COVID-19

Algarve passa de nove para doze concelhos em risco muito elevado

Todos os concelhos do Algarve à exceção de Monchique e Aljezur passam a "Risco Muito Elevado" com "recolher obrigatório".

O Governo divulgou esta quinta-feira, após reunião do concelho de ministros, o documento com a atualização do mapa de risco. O Algarve passa de 9 para 12 concelhos em Risco Muito Elevado e conta com dois em Risco Elevado (Castro Marim e Alcoutim).  Em relação à útima semana, Tavira, Vila do Bispo e Vila Real de Santo António entram no lote de concelhos com risco mais elevado, recuando no desconfinamento com medidas mais restritivas. Monchique sai e junta-se a Aljezur nos únicos dois concelhos algarvios que ficam fora do nível de risco elevado ou muito elevado.

Aljezur, no entanto, entra para a lista de concelhos em alerta, e poderá ficar sujeita a mais restrições caso a  situação não melhore.
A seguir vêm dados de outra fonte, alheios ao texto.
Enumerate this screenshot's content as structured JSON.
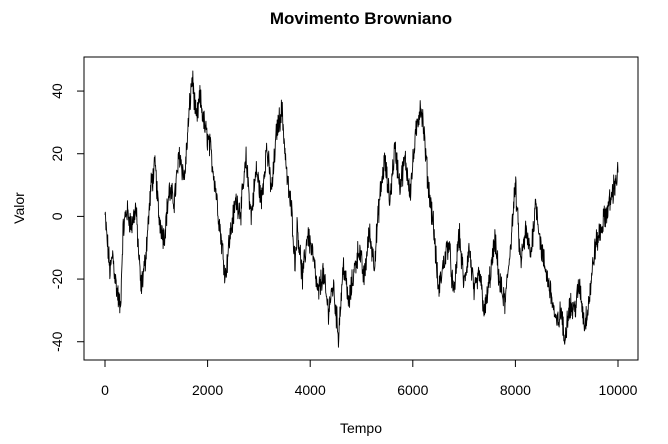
{
  "chart_data": {
    "type": "line",
    "title": "Movimento Browniano",
    "xlabel": "Tempo",
    "ylabel": "Valor",
    "xlim": [
      0,
      10000
    ],
    "ylim": [
      -42,
      48
    ],
    "xticks": [
      "0",
      "2000",
      "4000",
      "6000",
      "8000",
      "10000"
    ],
    "xtick_values": [
      0,
      2000,
      4000,
      6000,
      8000,
      10000
    ],
    "yticks": [
      "-40",
      "-20",
      "0",
      "20",
      "40"
    ],
    "ytick_values": [
      -40,
      -20,
      0,
      20,
      40
    ],
    "grid": false,
    "line_color": "#000000",
    "series": [
      {
        "x": [
          0,
          100,
          150,
          200,
          300,
          350,
          420,
          520,
          600,
          700,
          780,
          900,
          980,
          1050,
          1150,
          1250,
          1350,
          1450,
          1550,
          1650,
          1700,
          1780,
          1850,
          1950,
          2050,
          2150,
          2250,
          2350,
          2420,
          2550,
          2650,
          2750,
          2850,
          2950,
          3050,
          3150,
          3250,
          3350,
          3450,
          3550,
          3650,
          3700,
          3750,
          3850,
          3950,
          4050,
          4150,
          4250,
          4350,
          4450,
          4550,
          4650,
          4750,
          4850,
          4950,
          5050,
          5150,
          5250,
          5350,
          5450,
          5550,
          5650,
          5750,
          5850,
          5950,
          6050,
          6150,
          6200,
          6300,
          6400,
          6500,
          6600,
          6700,
          6800,
          6900,
          7000,
          7100,
          7200,
          7300,
          7400,
          7500,
          7600,
          7700,
          7800,
          7900,
          8000,
          8100,
          8200,
          8300,
          8400,
          8500,
          8600,
          8700,
          8800,
          8900,
          8950,
          9050,
          9150,
          9250,
          9350,
          9450,
          9550,
          9650,
          9750,
          9850,
          10000
        ],
        "y": [
          0,
          -18,
          -12,
          -20,
          -30,
          -5,
          2,
          -3,
          3,
          -23,
          -15,
          10,
          16,
          0,
          -7,
          8,
          5,
          20,
          12,
          35,
          45,
          30,
          38,
          28,
          22,
          10,
          -5,
          -19,
          -8,
          5,
          2,
          18,
          0,
          15,
          5,
          22,
          8,
          28,
          34,
          12,
          0,
          -15,
          -3,
          -20,
          -5,
          -12,
          -25,
          -18,
          -30,
          -22,
          -38,
          -15,
          -28,
          -18,
          -10,
          -20,
          -5,
          -15,
          5,
          18,
          5,
          22,
          10,
          18,
          8,
          25,
          36,
          30,
          10,
          -2,
          -24,
          -15,
          -8,
          -26,
          -5,
          -22,
          -10,
          -25,
          -18,
          -31,
          -20,
          -8,
          -22,
          -28,
          -10,
          10,
          -15,
          -5,
          -12,
          5,
          -10,
          -18,
          -25,
          -35,
          -30,
          -40,
          -28,
          -30,
          -22,
          -35,
          -25,
          -10,
          -5,
          0,
          5,
          14
        ]
      }
    ]
  }
}
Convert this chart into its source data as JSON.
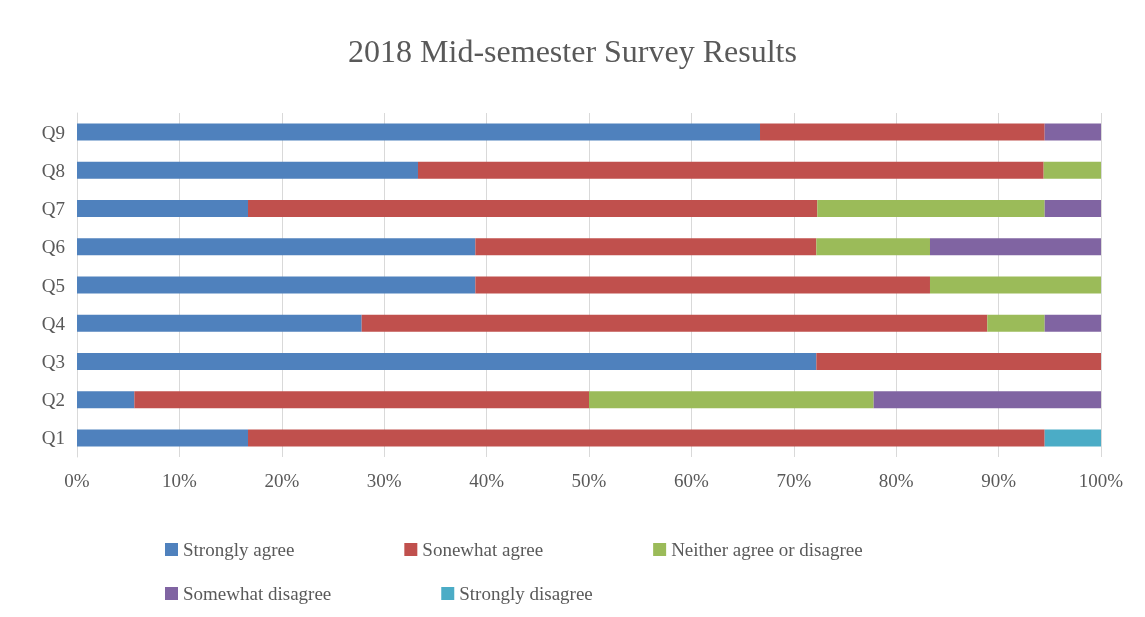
{
  "chart_data": {
    "type": "bar",
    "orientation": "horizontal",
    "stacked": true,
    "title": "2018 Mid-semester Survey Results",
    "categories": [
      "Q9",
      "Q8",
      "Q7",
      "Q6",
      "Q5",
      "Q4",
      "Q3",
      "Q2",
      "Q1"
    ],
    "series": [
      {
        "name": "Strongly agree",
        "color": "#4f81bd",
        "values": [
          66.7,
          33.3,
          16.7,
          38.9,
          38.9,
          27.8,
          72.2,
          5.6,
          16.7
        ]
      },
      {
        "name": "Sonewhat agree",
        "color": "#c0504d",
        "values": [
          27.8,
          61.1,
          55.6,
          33.3,
          44.4,
          61.1,
          27.8,
          44.4,
          77.8
        ]
      },
      {
        "name": "Neither agree or disagree",
        "color": "#9bbb59",
        "values": [
          0,
          5.6,
          22.2,
          11.1,
          16.7,
          5.6,
          0,
          27.8,
          0
        ]
      },
      {
        "name": "Somewhat disagree",
        "color": "#8064a2",
        "values": [
          5.6,
          0,
          5.6,
          16.7,
          0,
          5.6,
          0,
          22.2,
          0
        ]
      },
      {
        "name": "Strongly disagree",
        "color": "#4bacc6",
        "values": [
          0,
          0,
          0,
          0,
          0,
          0,
          0,
          0,
          5.6
        ]
      }
    ],
    "xlim": [
      0,
      100
    ],
    "xticks": [
      {
        "value": 0,
        "label": "0%"
      },
      {
        "value": 10,
        "label": "10%"
      },
      {
        "value": 20,
        "label": "20%"
      },
      {
        "value": 30,
        "label": "30%"
      },
      {
        "value": 40,
        "label": "40%"
      },
      {
        "value": 50,
        "label": "50%"
      },
      {
        "value": 60,
        "label": "60%"
      },
      {
        "value": 70,
        "label": "70%"
      },
      {
        "value": 80,
        "label": "80%"
      },
      {
        "value": 90,
        "label": "90%"
      },
      {
        "value": 100,
        "label": "100%"
      }
    ],
    "grid": "x",
    "legend": "bottom"
  }
}
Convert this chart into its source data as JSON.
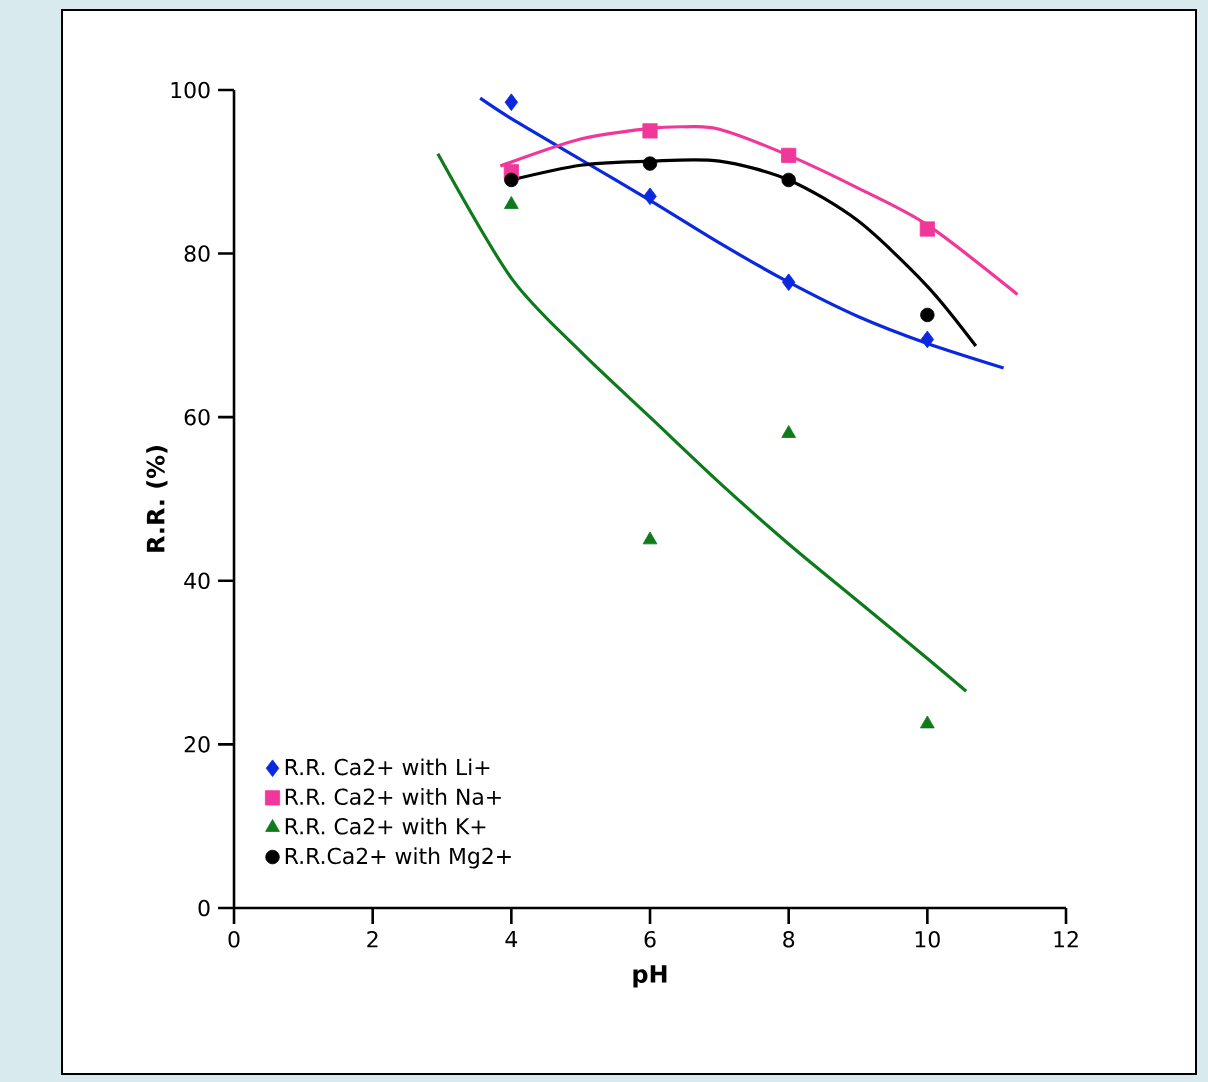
{
  "chart_data": {
    "type": "scatter",
    "xlabel": "pH",
    "ylabel": "R.R. (%)",
    "xlim": [
      0,
      12
    ],
    "xticks": [
      0,
      2,
      4,
      6,
      8,
      10,
      12
    ],
    "ylim": [
      0,
      100
    ],
    "yticks": [
      0,
      20,
      40,
      60,
      80,
      100
    ],
    "grid": false,
    "legend": "bottom left",
    "series": [
      {
        "name": "R.R. Ca2+ with Li+",
        "marker": "diamond",
        "color": "#0a28e0",
        "x": [
          4,
          6,
          8,
          10
        ],
        "values": [
          98.5,
          87,
          76.5,
          69.5
        ]
      },
      {
        "name": "R.R. Ca2+ with  Na+",
        "marker": "square",
        "color": "#f0389a",
        "x": [
          4,
          6,
          8,
          10
        ],
        "values": [
          90,
          95,
          92,
          83
        ]
      },
      {
        "name": "R.R. Ca2+ with  K+",
        "marker": "triangle",
        "color": "#0e7a1c",
        "x": [
          4,
          6,
          8,
          10
        ],
        "values": [
          86,
          45,
          58,
          22.5
        ]
      },
      {
        "name": "R.R.Ca2+ with  Mg2+",
        "marker": "circle",
        "color": "#000000",
        "x": [
          4,
          6,
          8,
          10
        ],
        "values": [
          89,
          91,
          89,
          72.5
        ]
      },
      {
        "type": "line",
        "color": "#0a28e0",
        "x": [
          3.55,
          4,
          5,
          6,
          7,
          8,
          9,
          10,
          11.1
        ],
        "values": [
          99,
          96.5,
          91.5,
          86.5,
          81.3,
          76.5,
          72.3,
          69,
          66
        ]
      },
      {
        "type": "line",
        "color": "#f0389a",
        "x": [
          3.84,
          5,
          6,
          6.5,
          7,
          8,
          9,
          10,
          11.3
        ],
        "values": [
          90.7,
          94,
          95.3,
          95.5,
          95.2,
          92,
          88,
          83.5,
          75
        ]
      },
      {
        "type": "line",
        "color": "#0e7a1c",
        "x": [
          2.94,
          4,
          5,
          6,
          7,
          8,
          9,
          10,
          10.56
        ],
        "values": [
          92.2,
          77,
          68,
          60,
          52,
          44.5,
          37.5,
          30.5,
          26.5
        ]
      },
      {
        "type": "line",
        "color": "#000000",
        "x": [
          4,
          5,
          6,
          7,
          8,
          9,
          10,
          10.7
        ],
        "values": [
          89,
          90.8,
          91.3,
          91.3,
          89,
          84,
          76,
          68.7
        ]
      }
    ]
  }
}
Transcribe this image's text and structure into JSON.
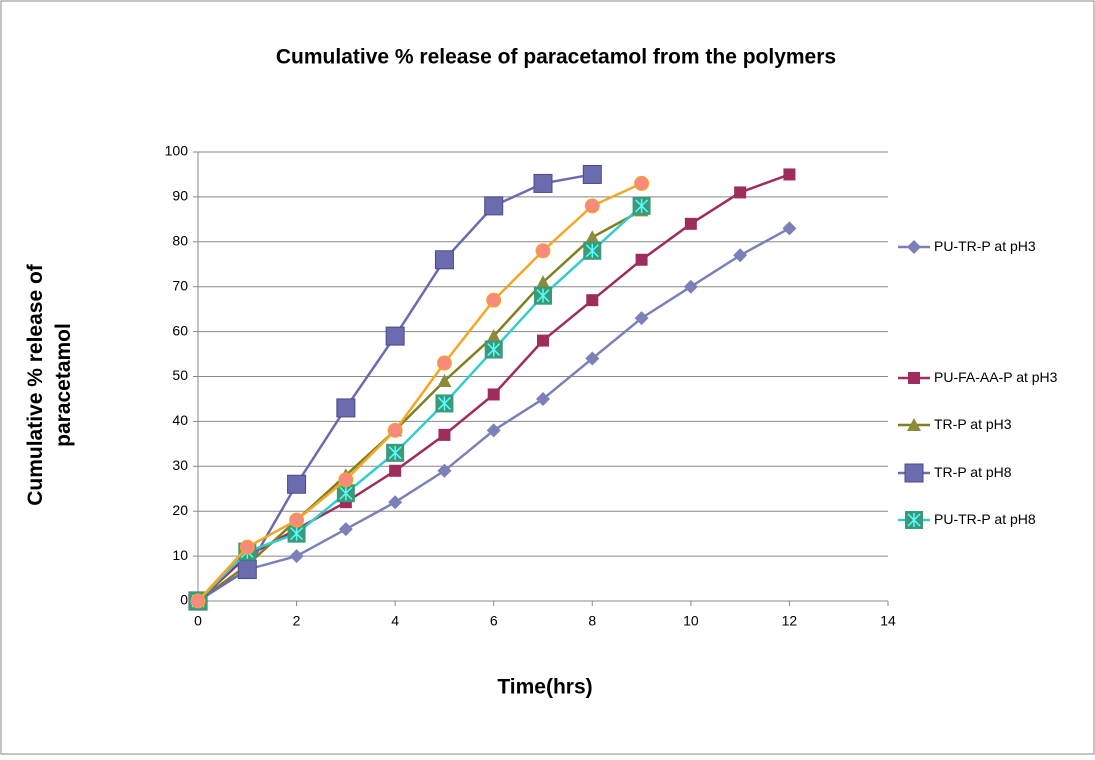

O concelho tinha, no dia 20, uma incidência de 268 casos/100 mil habitantes, acima do limite de 240 definido para os concelhos de baixa densidade. Se o valor voltar a ficar acima do limite na próxima avaliação (por duas semanas consecutivas).

Regras para os concelhos em risco elevado e muito elevado mantêm-se

Assim, os 116 concelhos recuados no desconfinamento ficam sujeitos a regras específicas, como o recolher às 23h00 e o teletrabalho obrigatório.

Nos concelhos mais recuados os restaurantes podem funcionar até às 22h30. Às sextas-feiras a partir das 19h00 e aos sábados, domingos e feriados durante todo o dia, o acesso a restaurantes para serviço de refeições no interior está permitido apenas aos portadores de certificado digital ou teste negativo. A limitação do número do número de pessoas por mesa mantém-se: máximo de 4 pessoas por mesa no interior e de 6 pessoas por mesa na esplanada.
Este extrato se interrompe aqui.